Haselnussbraune Locken.

Ein weiterer Blitz, der meine Sicht erhellte und mich nicht mehr im Spiegel sehen ließ. Reflexartig schloss ich meine Augen, um der Helligkeit die Kraft zu nehmen, mich erblinden zu lassen. Ein weiterer spitzer Stich gefolgt von einem stumpfen Pochen.

Hinter meinen Augenlidern, sah ich Kate mit ihren grünen Augen und ihren hellbraunen glatten Haar, auf dessen Glanz ich immer neidisch gewesen war. Sie lächelte mich herzlich an, blickte mich mit etwas in den Augen an, dass ich mittlerweile ganz sicher als Stolz identifizieren konnte. Es erwärmte mir das Herz, wenn ich daran dachte, dass ich sie mit so etwas erfüllen konnte.

Scharf zog ich die Luft ein, klammerte mich fester an das Waschbecken unter mir und ließ meinen Kopf hängen, als wieder ein spitzer Schmerz durch meine Stirn huschte.
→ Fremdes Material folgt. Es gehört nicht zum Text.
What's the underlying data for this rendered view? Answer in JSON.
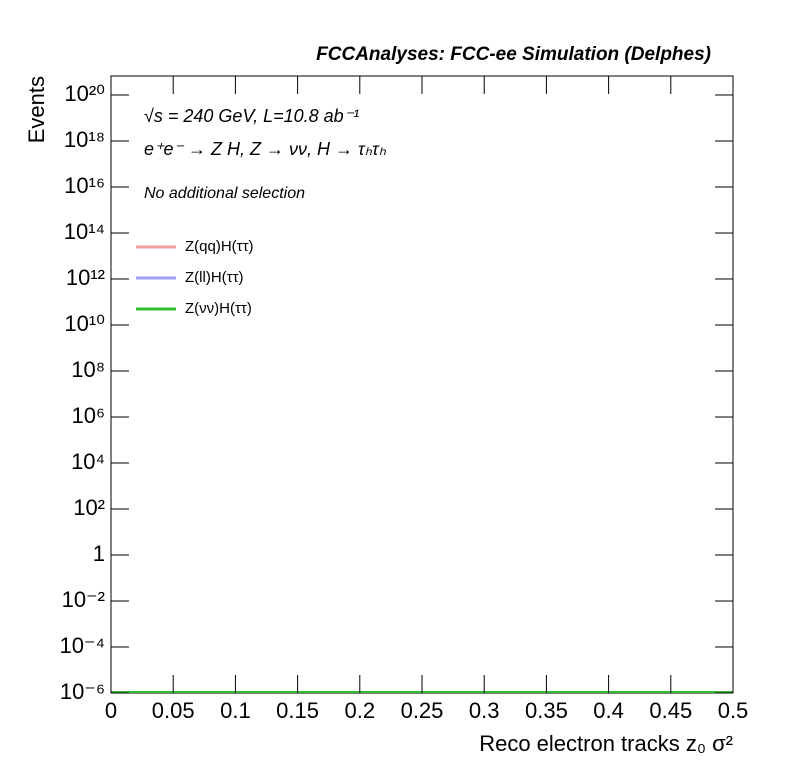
{
  "chart_data": {
    "type": "line",
    "title": "FCCAnalyses: FCC-ee Simulation (Delphes)",
    "annotations": [
      "√s = 240 GeV, L=10.8 ab⁻¹",
      "e⁺e⁻ → Z H, Z → νν, H → τₕτₕ",
      "No additional selection"
    ],
    "x_label": "Reco electron tracks z₀ σ²",
    "y_label": "Events",
    "log_y": true,
    "xlim": [
      0,
      0.5
    ],
    "xticks": [
      0,
      0.05,
      0.1,
      0.15,
      0.2,
      0.25,
      0.3,
      0.35,
      0.4,
      0.45,
      0.5
    ],
    "ylim": [
      1e-06,
      6.7e+20
    ],
    "yticks": [
      {
        "value": 1e-06,
        "label": "10⁻⁶"
      },
      {
        "value": 0.0001,
        "label": "10⁻⁴"
      },
      {
        "value": 0.01,
        "label": "10⁻²"
      },
      1,
      {
        "value": 100.0,
        "label": "10²"
      },
      {
        "value": 10000.0,
        "label": "10⁴"
      },
      {
        "value": 1000000.0,
        "label": "10⁶"
      },
      {
        "value": 100000000.0,
        "label": "10⁸"
      },
      {
        "value": 10000000000.0,
        "label": "10¹⁰"
      },
      {
        "value": 1000000000000.0,
        "label": "10¹²"
      },
      {
        "value": 100000000000000.0,
        "label": "10¹⁴"
      },
      {
        "value": 1e+16,
        "label": "10¹⁶"
      },
      {
        "value": 1e+18,
        "label": "10¹⁸"
      },
      {
        "value": 1e+20,
        "label": "10²⁰"
      }
    ],
    "series": [
      {
        "name": "Z(qq)H(ττ)",
        "color": "#f4a0a0"
      },
      {
        "name": "Z(ll)H(ττ)",
        "color": "#a0a0f8"
      },
      {
        "name": "Z(νν)H(ττ)",
        "color": "#33bb33"
      }
    ]
  }
}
Mehrere Blitze erhellten das Gesicht meiner Adoptivmutter, verzerrten es grausam. Nur das Lächeln und der Stolz in ihren Augen, ließen sich nicht auslöschen, bis sich mir vor meinem inneren Auge ein neues Gesicht formte.

Ein Gesicht mit demselben Lächeln und denselben Ausdruck in den Augen. Mein Herz schlug schneller als gewöhnlich. Ich spürte, wie alles Blut in meinem Kopf gepumpt wurde.

Himmelblaue Augen und haselnussbraune Haare. Ein schön gebräuntes Gesicht mit Sommersprossen auf der Nase. Grübchen, die sich tief in ihre Wangen gruben und plötzlich verschwanden, als die Fremde ihre vollen Lippen zu einem festen Strich aufeinander presste. Der Glanz in ihren Augen verschwand ebenso schnell. Zu schnell wurden sie matt und ein Schatten zog sich über das wunderschöne Gesicht.

Enttäuschung ...

Wumps!

Ich schreckte auf, ehe ich weiter in diesem fremden Bild versank.